Question

Silver chloride, often used in silver plating, contains 75.27% ag. calculate the mass of silver chloride required to plate 255 mg of pure silver.

Answer 1

In silver chloride used for silver plating, 75.27% of Ag is present. Therefore, in 1 mole of AgCl, there are 0.7527 mol of Ag present.

Or, 1 mol of Ag is obtained from $\frac{1}{0.7527} mol$ of AgCl.

Mass of pure silver given is 255 mg, converting mass into number of moles as follows:

$n=\frac{m}{M}$

here, n is number of moles, m is mass and M is molar mass.

Putting the values,

$n=\frac{255 mg} {107.87 g/mol} (\frac{1 g}{1000 mg})=0.002364 mol$

Thus, number of moles of Ag are 0.002364 mol.
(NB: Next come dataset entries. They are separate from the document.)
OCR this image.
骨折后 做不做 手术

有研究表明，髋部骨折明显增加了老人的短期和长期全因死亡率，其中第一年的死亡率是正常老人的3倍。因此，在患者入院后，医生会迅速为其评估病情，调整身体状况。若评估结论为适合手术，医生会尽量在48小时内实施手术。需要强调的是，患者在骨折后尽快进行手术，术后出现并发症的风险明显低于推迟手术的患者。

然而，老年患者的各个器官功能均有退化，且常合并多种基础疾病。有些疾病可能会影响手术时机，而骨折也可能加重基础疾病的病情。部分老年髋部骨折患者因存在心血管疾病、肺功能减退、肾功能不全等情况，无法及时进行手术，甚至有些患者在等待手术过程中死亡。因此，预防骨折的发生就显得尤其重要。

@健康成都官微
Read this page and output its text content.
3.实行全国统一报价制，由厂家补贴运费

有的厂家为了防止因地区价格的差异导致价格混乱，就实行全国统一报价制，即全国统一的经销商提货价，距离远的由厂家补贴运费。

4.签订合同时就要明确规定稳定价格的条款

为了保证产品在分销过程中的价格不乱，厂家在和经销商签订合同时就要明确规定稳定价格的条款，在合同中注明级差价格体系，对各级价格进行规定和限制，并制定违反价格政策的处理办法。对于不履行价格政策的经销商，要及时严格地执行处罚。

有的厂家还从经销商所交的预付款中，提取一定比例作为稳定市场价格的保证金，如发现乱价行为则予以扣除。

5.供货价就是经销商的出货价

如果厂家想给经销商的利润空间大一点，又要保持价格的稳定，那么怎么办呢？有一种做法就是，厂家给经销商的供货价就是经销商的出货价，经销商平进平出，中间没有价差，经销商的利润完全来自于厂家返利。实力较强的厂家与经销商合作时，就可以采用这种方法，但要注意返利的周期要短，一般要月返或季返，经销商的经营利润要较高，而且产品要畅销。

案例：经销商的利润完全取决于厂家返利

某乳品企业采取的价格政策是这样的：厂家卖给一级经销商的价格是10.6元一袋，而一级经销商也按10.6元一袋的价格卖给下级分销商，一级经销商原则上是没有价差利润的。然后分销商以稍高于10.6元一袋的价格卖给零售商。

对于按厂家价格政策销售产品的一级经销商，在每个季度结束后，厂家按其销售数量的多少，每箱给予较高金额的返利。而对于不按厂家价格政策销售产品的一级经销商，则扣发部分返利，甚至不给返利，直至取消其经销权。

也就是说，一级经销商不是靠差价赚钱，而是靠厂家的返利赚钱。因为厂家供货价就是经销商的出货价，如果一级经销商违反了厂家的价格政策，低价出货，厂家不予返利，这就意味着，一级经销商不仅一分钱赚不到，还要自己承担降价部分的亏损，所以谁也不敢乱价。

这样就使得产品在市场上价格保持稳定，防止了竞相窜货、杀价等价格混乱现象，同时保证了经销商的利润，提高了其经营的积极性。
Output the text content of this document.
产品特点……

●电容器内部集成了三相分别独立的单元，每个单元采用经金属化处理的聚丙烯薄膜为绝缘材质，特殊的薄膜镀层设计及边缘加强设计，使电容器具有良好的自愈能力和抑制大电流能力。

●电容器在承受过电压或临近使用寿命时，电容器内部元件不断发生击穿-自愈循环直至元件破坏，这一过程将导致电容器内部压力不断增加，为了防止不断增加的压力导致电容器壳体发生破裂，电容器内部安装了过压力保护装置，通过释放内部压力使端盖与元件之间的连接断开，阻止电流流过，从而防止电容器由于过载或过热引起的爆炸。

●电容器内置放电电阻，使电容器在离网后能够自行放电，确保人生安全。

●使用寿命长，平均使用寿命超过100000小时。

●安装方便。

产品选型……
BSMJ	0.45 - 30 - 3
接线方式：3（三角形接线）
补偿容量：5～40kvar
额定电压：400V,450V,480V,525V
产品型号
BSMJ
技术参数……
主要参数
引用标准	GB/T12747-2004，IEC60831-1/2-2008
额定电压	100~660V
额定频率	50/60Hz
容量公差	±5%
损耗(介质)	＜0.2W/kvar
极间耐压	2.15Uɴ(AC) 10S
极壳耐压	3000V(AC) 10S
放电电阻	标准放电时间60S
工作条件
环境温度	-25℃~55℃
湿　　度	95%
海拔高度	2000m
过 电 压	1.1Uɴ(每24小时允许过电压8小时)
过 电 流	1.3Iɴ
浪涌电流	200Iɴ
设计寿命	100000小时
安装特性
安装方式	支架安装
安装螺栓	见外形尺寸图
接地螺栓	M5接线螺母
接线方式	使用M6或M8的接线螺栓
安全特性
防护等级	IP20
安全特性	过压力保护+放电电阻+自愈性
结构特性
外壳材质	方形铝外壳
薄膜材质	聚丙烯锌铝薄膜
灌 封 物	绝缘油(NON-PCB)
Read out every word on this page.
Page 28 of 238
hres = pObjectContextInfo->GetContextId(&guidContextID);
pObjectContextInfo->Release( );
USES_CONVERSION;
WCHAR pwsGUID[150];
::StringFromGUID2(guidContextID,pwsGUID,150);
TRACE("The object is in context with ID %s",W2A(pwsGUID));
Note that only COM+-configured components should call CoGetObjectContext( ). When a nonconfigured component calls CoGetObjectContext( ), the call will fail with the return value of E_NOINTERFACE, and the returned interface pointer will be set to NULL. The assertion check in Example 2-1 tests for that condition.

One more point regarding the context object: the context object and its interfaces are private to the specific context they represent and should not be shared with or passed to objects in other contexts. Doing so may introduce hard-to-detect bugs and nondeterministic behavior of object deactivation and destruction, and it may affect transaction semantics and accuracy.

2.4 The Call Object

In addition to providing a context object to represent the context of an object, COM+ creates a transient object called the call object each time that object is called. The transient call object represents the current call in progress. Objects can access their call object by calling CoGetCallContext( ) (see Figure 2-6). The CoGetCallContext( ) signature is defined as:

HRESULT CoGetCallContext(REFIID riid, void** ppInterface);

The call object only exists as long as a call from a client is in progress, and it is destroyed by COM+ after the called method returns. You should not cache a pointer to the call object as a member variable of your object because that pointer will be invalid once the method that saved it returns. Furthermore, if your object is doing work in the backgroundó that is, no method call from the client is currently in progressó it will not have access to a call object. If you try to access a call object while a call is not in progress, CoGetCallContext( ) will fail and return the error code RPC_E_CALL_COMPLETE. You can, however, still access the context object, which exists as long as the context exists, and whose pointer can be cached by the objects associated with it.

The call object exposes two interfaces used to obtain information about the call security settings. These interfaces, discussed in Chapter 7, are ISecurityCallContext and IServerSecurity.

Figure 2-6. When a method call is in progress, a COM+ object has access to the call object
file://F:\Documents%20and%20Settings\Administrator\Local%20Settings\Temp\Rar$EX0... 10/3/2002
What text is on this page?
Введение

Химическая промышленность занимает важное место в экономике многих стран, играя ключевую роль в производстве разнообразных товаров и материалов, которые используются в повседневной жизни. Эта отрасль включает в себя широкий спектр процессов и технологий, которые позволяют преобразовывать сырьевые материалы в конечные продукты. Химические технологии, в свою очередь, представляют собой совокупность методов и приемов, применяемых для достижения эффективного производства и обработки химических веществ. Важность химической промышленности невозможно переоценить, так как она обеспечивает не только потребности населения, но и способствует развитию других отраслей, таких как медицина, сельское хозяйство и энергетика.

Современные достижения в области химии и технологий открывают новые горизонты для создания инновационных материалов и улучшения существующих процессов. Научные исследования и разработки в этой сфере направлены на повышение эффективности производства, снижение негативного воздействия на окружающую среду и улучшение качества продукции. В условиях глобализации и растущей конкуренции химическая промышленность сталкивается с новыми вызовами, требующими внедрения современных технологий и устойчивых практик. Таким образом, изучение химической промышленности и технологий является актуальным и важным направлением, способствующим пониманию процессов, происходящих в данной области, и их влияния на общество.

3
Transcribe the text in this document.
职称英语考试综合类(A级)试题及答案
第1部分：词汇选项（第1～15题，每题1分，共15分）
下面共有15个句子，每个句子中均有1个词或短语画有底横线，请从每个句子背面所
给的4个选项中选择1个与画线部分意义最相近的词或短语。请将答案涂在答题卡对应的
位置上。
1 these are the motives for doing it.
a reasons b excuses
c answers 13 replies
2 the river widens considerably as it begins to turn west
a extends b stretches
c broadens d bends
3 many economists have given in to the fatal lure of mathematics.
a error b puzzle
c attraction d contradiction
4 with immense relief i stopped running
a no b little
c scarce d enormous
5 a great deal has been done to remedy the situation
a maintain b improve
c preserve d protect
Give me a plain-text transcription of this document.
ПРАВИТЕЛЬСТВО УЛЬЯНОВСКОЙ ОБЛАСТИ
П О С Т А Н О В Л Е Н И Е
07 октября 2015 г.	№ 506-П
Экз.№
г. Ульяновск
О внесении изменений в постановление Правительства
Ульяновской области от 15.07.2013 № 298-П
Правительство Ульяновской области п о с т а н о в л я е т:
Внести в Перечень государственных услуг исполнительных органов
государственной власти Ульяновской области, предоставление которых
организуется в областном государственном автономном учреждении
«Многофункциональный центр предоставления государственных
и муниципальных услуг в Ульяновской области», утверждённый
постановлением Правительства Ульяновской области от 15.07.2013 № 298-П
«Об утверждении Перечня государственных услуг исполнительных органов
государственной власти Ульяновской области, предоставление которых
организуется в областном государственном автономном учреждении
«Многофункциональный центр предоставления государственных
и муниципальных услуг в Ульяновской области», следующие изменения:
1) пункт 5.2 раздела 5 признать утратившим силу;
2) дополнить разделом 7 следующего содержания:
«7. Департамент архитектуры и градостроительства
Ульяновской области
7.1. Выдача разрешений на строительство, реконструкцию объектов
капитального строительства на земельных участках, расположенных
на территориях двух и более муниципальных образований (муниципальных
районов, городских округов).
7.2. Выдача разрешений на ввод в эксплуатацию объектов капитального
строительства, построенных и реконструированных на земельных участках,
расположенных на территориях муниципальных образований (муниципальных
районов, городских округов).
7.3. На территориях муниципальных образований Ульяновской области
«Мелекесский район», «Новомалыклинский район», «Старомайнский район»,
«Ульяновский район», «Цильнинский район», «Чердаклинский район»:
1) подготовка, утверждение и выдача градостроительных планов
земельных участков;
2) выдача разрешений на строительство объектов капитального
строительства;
Now, 0.002364 mol of Ag will be obtained from $(0.002364 mol)(\frac{1}{0.7527} )=0.003140$ mol of AgCl.

Molar mass of AgCl is 143.32 g/mol, converting number of moles into mass as follows:

$m=nM=(0.003140 mol)(143.32 g/mol)=0.450 g$

Converting mass into mg,

$m=0.450 g(\frac{1000 mg}{1 g} )=450 mg$

Therefore, mass of silver chloride required to plate 255 mg of pure silver will be 450 mg.